PagerDuty successfully developed and deployed multiple GenAI features in just two months by implementing a centralized LLM API service architecture. They created AI-powered features including runbook generation, status updates, postmortem reports, and an AI assistant, while addressing challenges of rapid development with new technology. Their solution included establishing clear processes, role definitions, and a centralized LLM service with robust security, monitoring, and evaluation frameworks.
# PagerDuty's Journey to Production LLM Features
## Company Background and Challenge
PagerDuty, a SaaS platform for incident management and IT operations, embarked on an ambitious journey to integrate LLM capabilities into their product suite. Following the release of ChatGPT in late 2022, they set an aggressive goal to develop and deploy GenAI features within just two months, adopting a "think days not weeks" approach.
## GenAI Features Implemented
### Initial Release (Summer 2023)
- AI-generated runbooks - Allows users to describe desired automation scripts in natural language, generating appropriate runbook jobs
### September 2023 Releases
- Status Updates - AI-powered drafting of incident status updates to keep stakeholders informed while reducing responder overhead
- Postmortem Generation - Automated creation of incident postmortem reports using available incident data
- GenAI Assistant - A Slack-integrated chatbot providing incident-related information and support
### Early 2024 Release
- AI Automation Digest - Intelligent summarization of complex runbook job logs with actionable next steps
## Key Technical Challenges
### Technology Adoption
- Rapidly evolving LLM landscape with new models being released frequently
- Extensive learning curve for teams
- Difficulty in model selection given rapid pace of change
### Development Process
- Limited planning time due to aggressive timeline
- Multiple concurrent workstreams
- Risk of duplicate effort across teams
- Complex stakeholder management
### Technical Implementation
- Performance evaluation of LLM outputs
- Security and compliance requirements
- Monitoring and observability needs
## Solutions and Architecture
### Centralized LLM API Service
- Single point of access for all LLM functionality
- Built on Kubernetes for scalability
- Microservices architecture enabling easy provider/model switching
- Centralized security controls and monitoring
- Support for multiple LLM providers (OpenAI, AWS Bedrock)

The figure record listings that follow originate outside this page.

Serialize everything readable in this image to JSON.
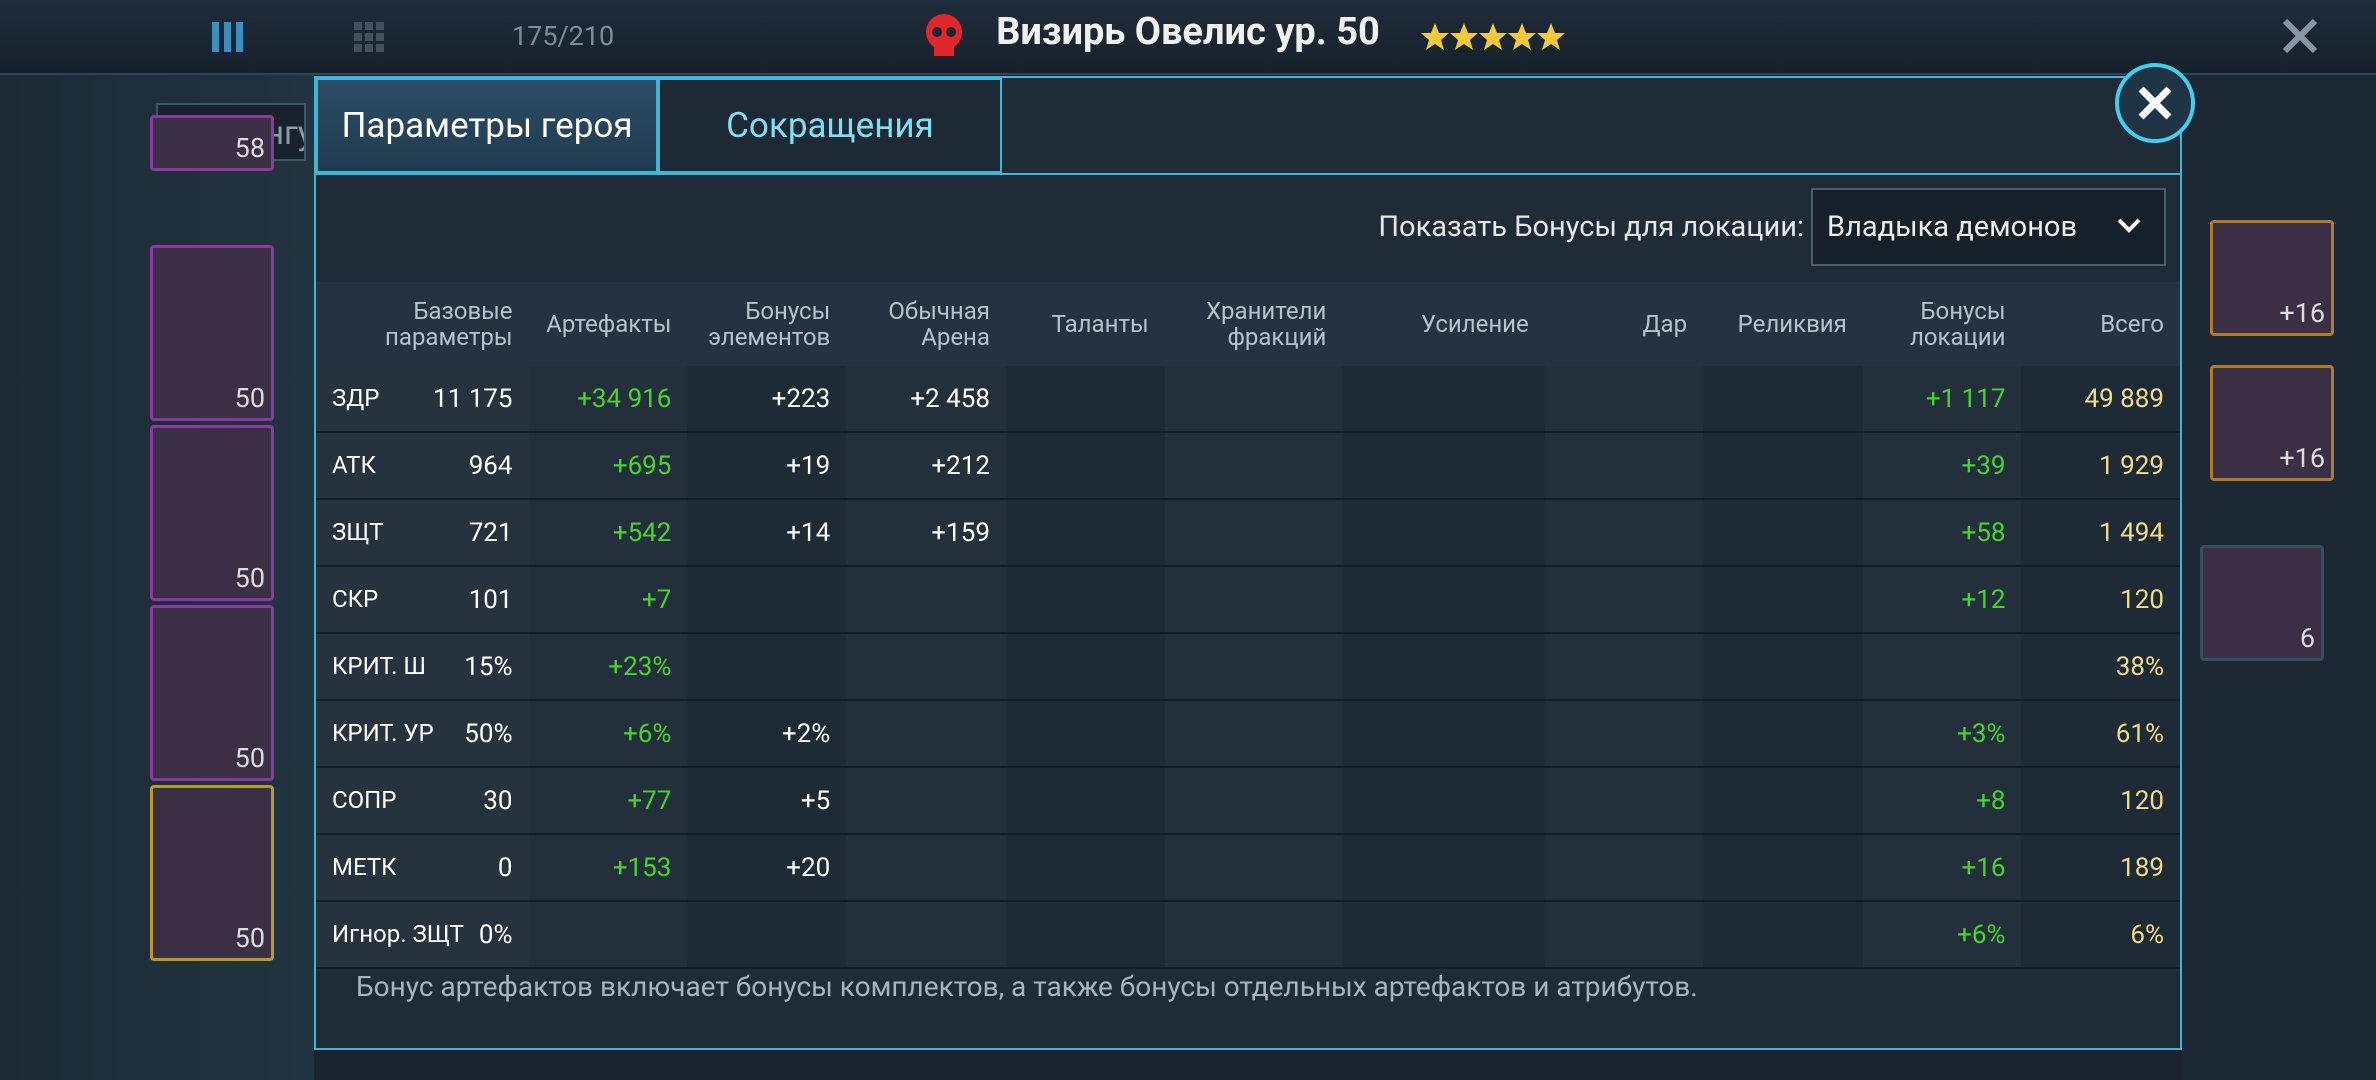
{
  "header": {
    "title": "Визирь Овелис ур. 50",
    "count": "175/210"
  },
  "sidebar": {
    "sort": "По рангу",
    "levels": [
      "58",
      "50",
      "50",
      "50",
      "50"
    ],
    "right_levels": [
      "+16",
      "+16",
      "6"
    ]
  },
  "tabs": [
    "Параметры героя",
    "Сокращения"
  ],
  "location_label": "Показать Бонусы для локации:",
  "location_value": "Владыка демонов",
  "table": {
    "columns": [
      "Базовые параметры",
      "Артефакты",
      "Бонусы элементов",
      "Обычная Арена",
      "Таланты",
      "Хранители фракций",
      "Усиление",
      "Дар",
      "Реликвия",
      "Бонусы локации",
      "Всего"
    ],
    "rows": [
      [
        "ЗДР",
        "11 175",
        "+34 916",
        "+223",
        "+2 458",
        null,
        null,
        null,
        null,
        null,
        "+1 117",
        "49 889"
      ],
      [
        "АТК",
        "964",
        "+695",
        "+19",
        "+212",
        null,
        null,
        null,
        null,
        null,
        "+39",
        "1 929"
      ],
      [
        "ЗЩТ",
        "721",
        "+542",
        "+14",
        "+159",
        null,
        null,
        null,
        null,
        null,
        "+58",
        "1 494"
      ],
      [
        "СКР",
        "101",
        "+7",
        null,
        null,
        null,
        null,
        null,
        null,
        null,
        "+12",
        "120"
      ],
      [
        "КРИТ. Ш",
        "15%",
        "+23%",
        null,
        null,
        null,
        null,
        null,
        null,
        null,
        null,
        "38%"
      ],
      [
        "КРИТ. УР",
        "50%",
        "+6%",
        "+2%",
        null,
        null,
        null,
        null,
        null,
        null,
        "+3%",
        "61%"
      ],
      [
        "СОПР",
        "30",
        "+77",
        "+5",
        null,
        null,
        null,
        null,
        null,
        null,
        "+8",
        "120"
      ],
      [
        "МЕТК",
        "0",
        "+153",
        "+20",
        null,
        null,
        null,
        null,
        null,
        null,
        "+16",
        "189"
      ],
      [
        "Игнор. ЗЩТ",
        "0%",
        null,
        null,
        null,
        null,
        null,
        null,
        null,
        null,
        "+6%",
        "6%"
      ]
    ]
  },
  "note": "Бонус артефактов включает бонусы комплектов, а также бонусы отдельных артефактов и атрибутов."
}
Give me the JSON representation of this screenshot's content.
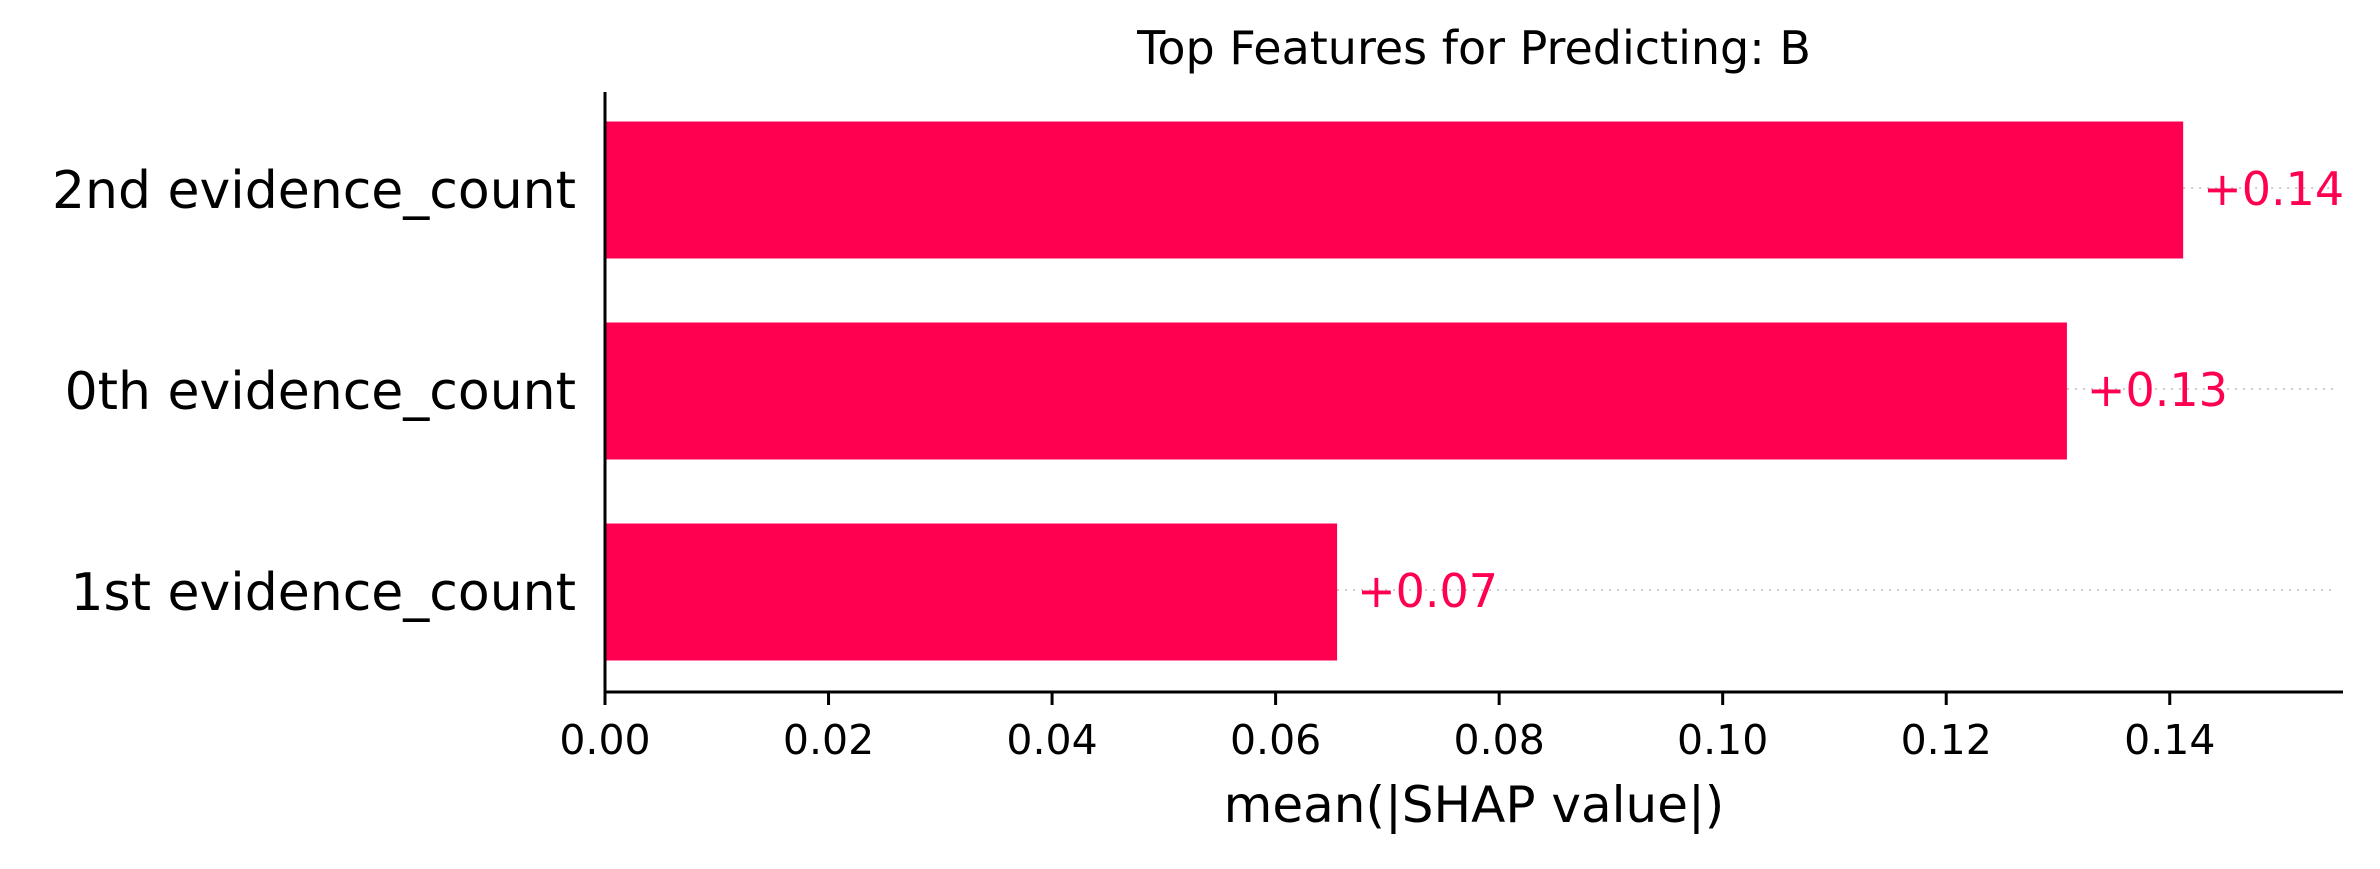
{
  "chart_data": {
    "type": "bar",
    "orientation": "horizontal",
    "title": "Top Features for Predicting: B",
    "xlabel": "mean(|SHAP value|)",
    "ylabel": "",
    "categories": [
      "2nd evidence_count",
      "0th evidence_count",
      "1st evidence_count"
    ],
    "values": [
      0.1412,
      0.1308,
      0.0655
    ],
    "value_labels": [
      "+0.14",
      "+0.13",
      "+0.07"
    ],
    "xlim": [
      0,
      0.1555
    ],
    "xticks": [
      0.0,
      0.02,
      0.04,
      0.06,
      0.08,
      0.1,
      0.12,
      0.14
    ],
    "xtick_labels": [
      "0.00",
      "0.02",
      "0.04",
      "0.06",
      "0.08",
      "0.10",
      "0.12",
      "0.14"
    ],
    "grid": false,
    "bar_color": "#ff0051",
    "label_color": "#ff0051",
    "guide_line_color": "#cccccc"
  }
}
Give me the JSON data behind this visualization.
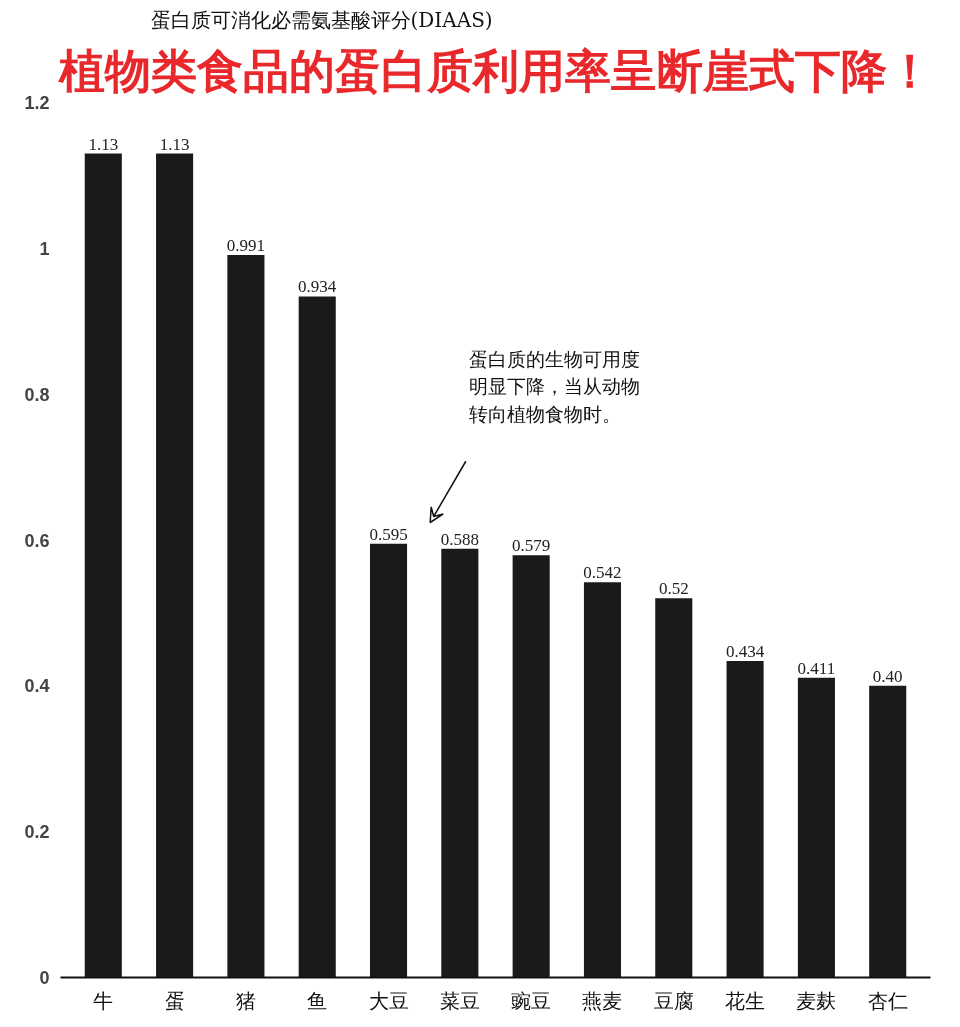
{
  "chart_data": {
    "type": "bar",
    "title": "蛋白质可消化必需氨基酸评分(DIAAS)",
    "subtitle": "植物类食品的蛋白质利用率呈断崖式下降！",
    "categories": [
      "牛",
      "蛋",
      "猪",
      "鱼",
      "大豆",
      "菜豆",
      "豌豆",
      "燕麦",
      "豆腐",
      "花生",
      "麦麸",
      "杏仁"
    ],
    "values": [
      1.13,
      1.13,
      0.991,
      0.934,
      0.595,
      0.588,
      0.579,
      0.542,
      0.52,
      0.434,
      0.411,
      0.4
    ],
    "value_labels": [
      "1.13",
      "1.13",
      "0.991",
      "0.934",
      "0.595",
      "0.588",
      "0.579",
      "0.542",
      "0.52",
      "0.434",
      "0.411",
      "0.40"
    ],
    "color": "#1a1a1a",
    "ylim": [
      0,
      1.2
    ],
    "yticks": [
      0,
      0.2,
      0.4,
      0.6,
      0.8,
      1,
      1.2
    ],
    "grid": false,
    "annotations": [
      "蛋白质的生物可用度明显下降，当从动物转向植物食物时。"
    ]
  }
}
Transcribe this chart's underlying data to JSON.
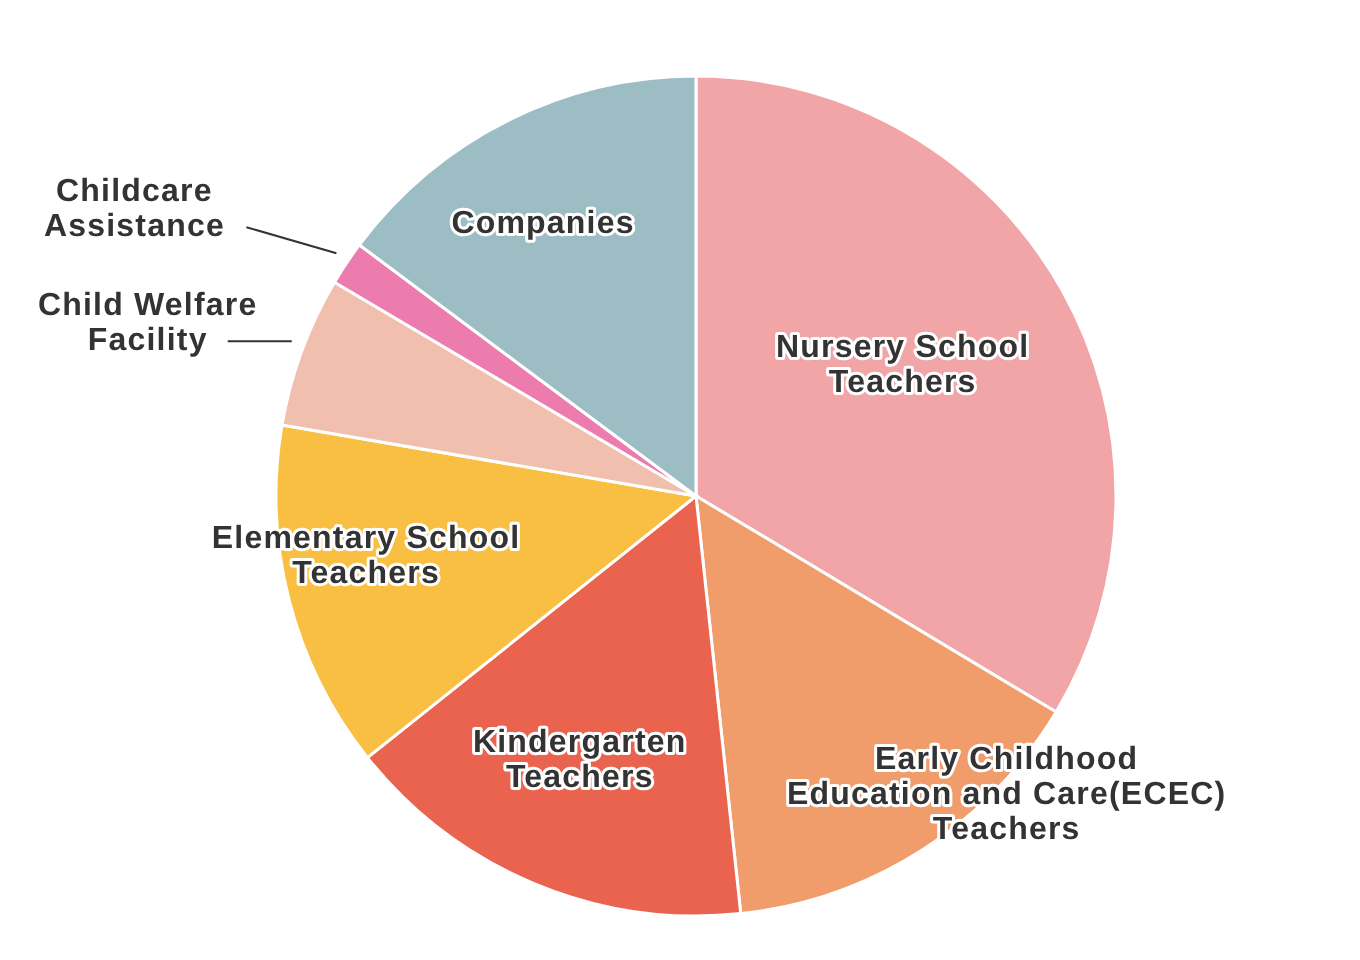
{
  "chart_data": {
    "type": "pie",
    "categories": [
      "Nursery School\nTeachers",
      "Early Childhood\nEducation and Care(ECEC)\nTeachers",
      "Kindergarten\nTeachers",
      "Elementary School\nTeachers",
      "Child Welfare\nFacility",
      "Childcare\nAssistance",
      "Companies"
    ],
    "values": [
      33.6,
      14.7,
      16.0,
      13.4,
      5.8,
      1.7,
      14.8
    ],
    "colors": [
      "#f2a5a6",
      "#f19c6b",
      "#e9634e",
      "#f9bf43",
      "#f0bfad",
      "#ec7bae",
      "#9dbdc4"
    ]
  }
}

### Key Service Components
- Authentication layer for customer verification
- LLM Manager for prompt handling and provider interaction
- Flexible endpoint system for different use cases
- Comprehensive logging and monitoring
### Security Features
- Account-level authentication
- Request throttling
- Prompt injection prevention
- Centralized security controls
- Continuous risk assessment
## Process and Organization
### Role Definition
- Applied Scientists - Feasibility evaluation and model selection
- ML Engineers - LLM API service development
- Product Managers - Use case definition
- Product Development Engineers - Feature integration
### Development Process
- Feasibility evaluation with Applied Scientists
- Security review early in process
- Design document creation
- Iterative development starting with simplest approach
- Continuous performance evaluation
## Testing and Evaluation Framework
### Manual Testing
- Internal testing using Streamlit
- "Customer Zero" program for internal feedback
- Security and compliance reviews
### Automated Testing
- Labeled datasets and benchmarks
- Implicit customer feedback monitoring
- LLM-based output comparison
- Automated metrics tracking
### Risk Management
- Threat identification per use case
- Impact assessment (reputational/financial)
- Mitigation strategy development
- Risk-effort prioritization framework
## Key Success Factors
### Organizational
- Clear role definition and responsibilities
- Strong cross-team collaboration
- Early planning despite rapid timeline
- Iterative development approach
### Technical
- Centralized LLM service architecture
- Robust security framework
- Comprehensive monitoring
- Flexible infrastructure supporting multiple providers
### Process
- Structured evaluation framework
- Clear success criteria
- Regular security reviews
- Continuous performance monitoring
## Future Considerations
- Integration of self-hosted models
- Support for fine-tuned models
- Enhanced monitoring capabilities
- Additional provider integrations
- Streaming response capabilities for specific use cases
The case study demonstrates how enterprise organizations can successfully implement LLM features in production through careful architecture decisions, clear processes, and strong organizational alignment, even under aggressive timelines.